Protected Areas and Resilient Landscapes: Project Finance for Permanence in Colombia, Perú and Bhutan

World Wide Fund For Nature (2019)

Protected areas and other conserved areas, such as indigenous and community conserved lands and sacred natural areas, have played a critical role in biodiversity conservation for the past century. Beyond providing a haven for species, these areas also provide vital ecosystem services that sustain livelihoods, connect landscapes, capture and store carbon, and inspire people to value the natural world. Governments, protected area managers and conservation groups alike often neglect the increasing risk that climate change poses to protected areas and the ecosystem services they provide. Most planners and managers of the world’s protected areas do not consider climate risks, instead relying on traditional approaches to conservation that are rapidly becoming obsolete with increased warming and climate variability.

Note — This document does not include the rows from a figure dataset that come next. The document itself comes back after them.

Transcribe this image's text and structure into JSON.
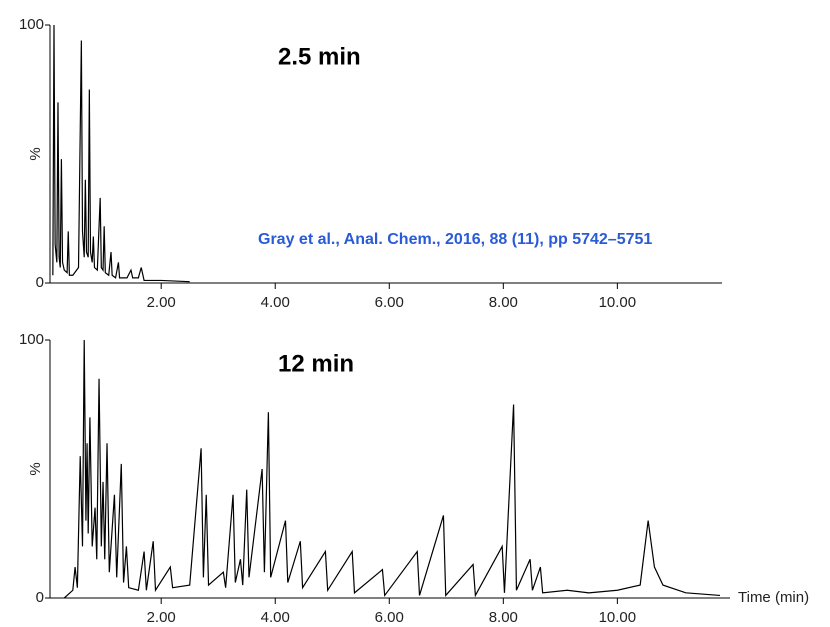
{
  "citation": "Gray et al., Anal. Chem., 2016, 88 (11), pp 5742–5751",
  "chart_data": [
    {
      "type": "line",
      "annotation": "2.5 min",
      "ylabel": "%",
      "color": "#000000",
      "xlim": [
        0.05,
        11.8
      ],
      "ylim": [
        0,
        100
      ],
      "xticks": [
        {
          "value": 2,
          "label": "2.00"
        },
        {
          "value": 4,
          "label": "4.00"
        },
        {
          "value": 6,
          "label": "6.00"
        },
        {
          "value": 8,
          "label": "8.00"
        },
        {
          "value": 10,
          "label": "10.00"
        }
      ],
      "yticks": [
        0,
        100
      ],
      "x": [
        0.1,
        0.12,
        0.14,
        0.17,
        0.19,
        0.21,
        0.23,
        0.25,
        0.27,
        0.3,
        0.35,
        0.37,
        0.39,
        0.45,
        0.55,
        0.6,
        0.62,
        0.65,
        0.67,
        0.69,
        0.72,
        0.74,
        0.76,
        0.79,
        0.81,
        0.83,
        0.88,
        0.93,
        0.95,
        0.98,
        1.0,
        1.02,
        1.08,
        1.12,
        1.14,
        1.2,
        1.25,
        1.27,
        1.4,
        1.47,
        1.5,
        1.6,
        1.65,
        1.7,
        2.0,
        2.5
      ],
      "values": [
        3,
        100,
        15,
        8,
        70,
        10,
        6,
        48,
        8,
        5,
        4,
        20,
        3,
        3,
        6,
        94,
        20,
        10,
        40,
        12,
        10,
        75,
        12,
        8,
        18,
        6,
        5,
        33,
        6,
        5,
        22,
        4,
        3,
        12,
        3,
        2,
        8,
        2,
        2,
        5,
        2,
        2,
        6,
        1,
        1,
        0.5
      ]
    },
    {
      "type": "line",
      "annotation": "12 min",
      "ylabel": "%",
      "xlabel": "Time (min)",
      "color": "#000000",
      "xlim": [
        0.05,
        11.8
      ],
      "ylim": [
        0,
        100
      ],
      "xticks": [
        {
          "value": 2,
          "label": "2.00"
        },
        {
          "value": 4,
          "label": "4.00"
        },
        {
          "value": 6,
          "label": "6.00"
        },
        {
          "value": 8,
          "label": "8.00"
        },
        {
          "value": 10,
          "label": "10.00"
        }
      ],
      "yticks": [
        0,
        100
      ],
      "x": [
        0.3,
        0.45,
        0.49,
        0.53,
        0.58,
        0.62,
        0.65,
        0.68,
        0.7,
        0.72,
        0.75,
        0.79,
        0.84,
        0.87,
        0.91,
        0.95,
        0.98,
        1.01,
        1.05,
        1.09,
        1.18,
        1.22,
        1.3,
        1.34,
        1.39,
        1.43,
        1.6,
        1.7,
        1.74,
        1.86,
        1.9,
        2.16,
        2.2,
        2.5,
        2.7,
        2.74,
        2.79,
        2.83,
        3.09,
        3.13,
        3.26,
        3.3,
        3.39,
        3.43,
        3.5,
        3.54,
        3.77,
        3.81,
        3.88,
        3.92,
        4.18,
        4.22,
        4.44,
        4.48,
        4.88,
        4.92,
        5.35,
        5.39,
        5.88,
        5.92,
        6.49,
        6.53,
        6.95,
        6.99,
        7.47,
        7.51,
        7.98,
        8.02,
        8.18,
        8.23,
        8.47,
        8.51,
        8.65,
        8.69,
        9.12,
        9.5,
        10.0,
        10.4,
        10.54,
        10.65,
        10.8,
        11.2,
        11.8
      ],
      "values": [
        0,
        3,
        12,
        4,
        55,
        20,
        100,
        30,
        60,
        25,
        70,
        20,
        35,
        15,
        85,
        20,
        45,
        15,
        60,
        10,
        40,
        8,
        52,
        6,
        20,
        4,
        3,
        18,
        3,
        22,
        3,
        12,
        4,
        5,
        58,
        8,
        40,
        5,
        10,
        4,
        40,
        6,
        15,
        5,
        42,
        8,
        50,
        10,
        72,
        8,
        30,
        6,
        22,
        4,
        18,
        3,
        18,
        2,
        11,
        1,
        18,
        1,
        32,
        1,
        13,
        1,
        20,
        2,
        75,
        3,
        15,
        3,
        12,
        2,
        3,
        2,
        3,
        5,
        30,
        12,
        5,
        2,
        1
      ]
    }
  ]
}
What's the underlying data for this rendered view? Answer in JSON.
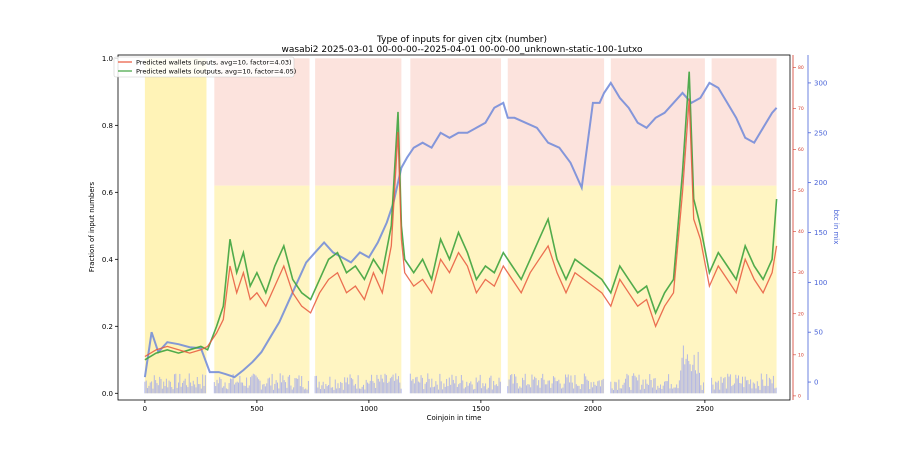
{
  "chart_data": {
    "type": "line",
    "title": "Type of inputs for given cjtx (number)",
    "subtitle": "wasabi2 2025-03-01 00-00-00--2025-04-01 00-00-00_unknown-static-100-1utxo",
    "xlabel": "Coinjoin in time",
    "ylabel": "Fraction of input numbers",
    "y2label": "btc in mix",
    "xlim": [
      -120,
      2880
    ],
    "ylim": [
      -0.02,
      1.01
    ],
    "y2lim": [
      -18,
      328
    ],
    "y3lim": [
      -1,
      83
    ],
    "xticks": [
      0,
      500,
      1000,
      1500,
      2000,
      2500
    ],
    "yticks": [
      0.0,
      0.2,
      0.4,
      0.6,
      0.8,
      1.0
    ],
    "y2ticks": [
      0,
      50,
      100,
      150,
      200,
      250,
      300
    ],
    "y3ticks": [
      0,
      10,
      20,
      30,
      40,
      50,
      60,
      70,
      80
    ],
    "legend_position": "top-left",
    "grid": false,
    "colors": {
      "inputs_line": "#e8573c",
      "outputs_line": "#3ea33e",
      "btc_line": "#6f88d9",
      "bg_yellow": "#fff2b3",
      "bg_pink": "#fbd9d2",
      "bg_blue": "#9aa3f0",
      "y2_axis": "#4a64d8",
      "y3_axis": "#d23a2a"
    },
    "background_segments": [
      [
        310,
        735
      ],
      [
        760,
        1145
      ],
      [
        1185,
        1590
      ],
      [
        1620,
        2050
      ],
      [
        2080,
        2500
      ],
      [
        2530,
        2820
      ]
    ],
    "yellow_segment": [
      0,
      275
    ],
    "series": [
      {
        "name": "Predicted wallets (inputs, avg=10, factor=4.03)",
        "x": [
          0,
          50,
          100,
          150,
          200,
          250,
          280,
          320,
          350,
          380,
          410,
          440,
          470,
          500,
          540,
          580,
          620,
          660,
          700,
          740,
          780,
          820,
          860,
          900,
          940,
          980,
          1020,
          1060,
          1100,
          1130,
          1145,
          1160,
          1200,
          1240,
          1280,
          1320,
          1360,
          1400,
          1440,
          1480,
          1520,
          1560,
          1600,
          1640,
          1680,
          1720,
          1760,
          1800,
          1840,
          1880,
          1920,
          1960,
          2000,
          2040,
          2080,
          2120,
          2160,
          2200,
          2240,
          2280,
          2320,
          2360,
          2400,
          2430,
          2450,
          2480,
          2520,
          2560,
          2600,
          2640,
          2680,
          2720,
          2760,
          2800,
          2820
        ],
        "values": [
          0.11,
          0.13,
          0.14,
          0.13,
          0.12,
          0.13,
          0.14,
          0.18,
          0.22,
          0.38,
          0.3,
          0.36,
          0.28,
          0.3,
          0.26,
          0.32,
          0.38,
          0.3,
          0.26,
          0.24,
          0.3,
          0.34,
          0.36,
          0.3,
          0.32,
          0.28,
          0.36,
          0.3,
          0.44,
          0.78,
          0.46,
          0.36,
          0.32,
          0.34,
          0.3,
          0.4,
          0.36,
          0.42,
          0.38,
          0.3,
          0.34,
          0.32,
          0.38,
          0.34,
          0.3,
          0.36,
          0.4,
          0.44,
          0.36,
          0.3,
          0.36,
          0.34,
          0.32,
          0.3,
          0.26,
          0.34,
          0.3,
          0.26,
          0.28,
          0.2,
          0.26,
          0.3,
          0.6,
          0.88,
          0.52,
          0.46,
          0.32,
          0.38,
          0.34,
          0.3,
          0.4,
          0.34,
          0.3,
          0.36,
          0.44
        ]
      },
      {
        "name": "Predicted wallets (outputs, avg=10, factor=4.05)",
        "x": [
          0,
          50,
          100,
          150,
          200,
          250,
          280,
          320,
          350,
          380,
          410,
          440,
          470,
          500,
          540,
          580,
          620,
          660,
          700,
          740,
          780,
          820,
          860,
          900,
          940,
          980,
          1020,
          1060,
          1100,
          1130,
          1145,
          1160,
          1200,
          1240,
          1280,
          1320,
          1360,
          1400,
          1440,
          1480,
          1520,
          1560,
          1600,
          1640,
          1680,
          1720,
          1760,
          1800,
          1840,
          1880,
          1920,
          1960,
          2000,
          2040,
          2080,
          2120,
          2160,
          2200,
          2240,
          2280,
          2320,
          2360,
          2400,
          2430,
          2450,
          2480,
          2520,
          2560,
          2600,
          2640,
          2680,
          2720,
          2760,
          2800,
          2820
        ],
        "values": [
          0.1,
          0.12,
          0.13,
          0.12,
          0.13,
          0.14,
          0.13,
          0.2,
          0.26,
          0.46,
          0.36,
          0.42,
          0.32,
          0.36,
          0.3,
          0.38,
          0.44,
          0.34,
          0.3,
          0.28,
          0.34,
          0.4,
          0.42,
          0.36,
          0.38,
          0.34,
          0.4,
          0.36,
          0.5,
          0.84,
          0.5,
          0.4,
          0.36,
          0.4,
          0.34,
          0.46,
          0.4,
          0.48,
          0.42,
          0.34,
          0.38,
          0.36,
          0.42,
          0.38,
          0.34,
          0.4,
          0.46,
          0.52,
          0.4,
          0.34,
          0.4,
          0.38,
          0.36,
          0.34,
          0.3,
          0.38,
          0.34,
          0.3,
          0.32,
          0.24,
          0.3,
          0.34,
          0.66,
          0.96,
          0.58,
          0.5,
          0.36,
          0.42,
          0.38,
          0.34,
          0.44,
          0.38,
          0.34,
          0.4,
          0.58
        ]
      },
      {
        "name": "btc in mix",
        "axis": "right",
        "x": [
          0,
          30,
          60,
          100,
          150,
          200,
          250,
          290,
          330,
          360,
          400,
          440,
          480,
          520,
          560,
          600,
          640,
          680,
          720,
          760,
          800,
          840,
          880,
          920,
          960,
          1000,
          1040,
          1080,
          1110,
          1130,
          1145,
          1170,
          1200,
          1240,
          1280,
          1320,
          1360,
          1400,
          1440,
          1480,
          1520,
          1560,
          1600,
          1620,
          1650,
          1700,
          1750,
          1800,
          1850,
          1900,
          1950,
          2000,
          2030,
          2050,
          2080,
          2120,
          2160,
          2200,
          2240,
          2280,
          2320,
          2360,
          2400,
          2440,
          2480,
          2520,
          2560,
          2600,
          2640,
          2680,
          2720,
          2760,
          2800,
          2820
        ],
        "values": [
          5,
          50,
          30,
          40,
          38,
          35,
          34,
          10,
          10,
          8,
          5,
          12,
          20,
          30,
          45,
          60,
          80,
          100,
          120,
          130,
          140,
          130,
          125,
          120,
          130,
          125,
          140,
          160,
          180,
          200,
          215,
          225,
          235,
          240,
          235,
          250,
          245,
          250,
          250,
          255,
          260,
          275,
          280,
          265,
          265,
          260,
          255,
          240,
          235,
          220,
          195,
          280,
          280,
          290,
          300,
          285,
          275,
          260,
          255,
          265,
          270,
          280,
          290,
          280,
          285,
          300,
          295,
          280,
          265,
          245,
          240,
          255,
          270,
          275
        ]
      }
    ]
  }
}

WWF believes that a viable future for people and nature mandates that conservation efforts and strategies–including the management of protected and other conserved areas–are continuously updated to account for unavoidable climate change risks to biodiversity, ecosystems and ecosystem services. National governments have a vested interest in doing so to ensure that protected areas continue to deliver on commitments to their citizens and to the UNFCCC, the Convention on Biological Diversity (CBD), and the UN Sustainable Development Goals. This contribution will focus on guiding Parties to centrally incorporate these ideas into revised NDCs for 2020.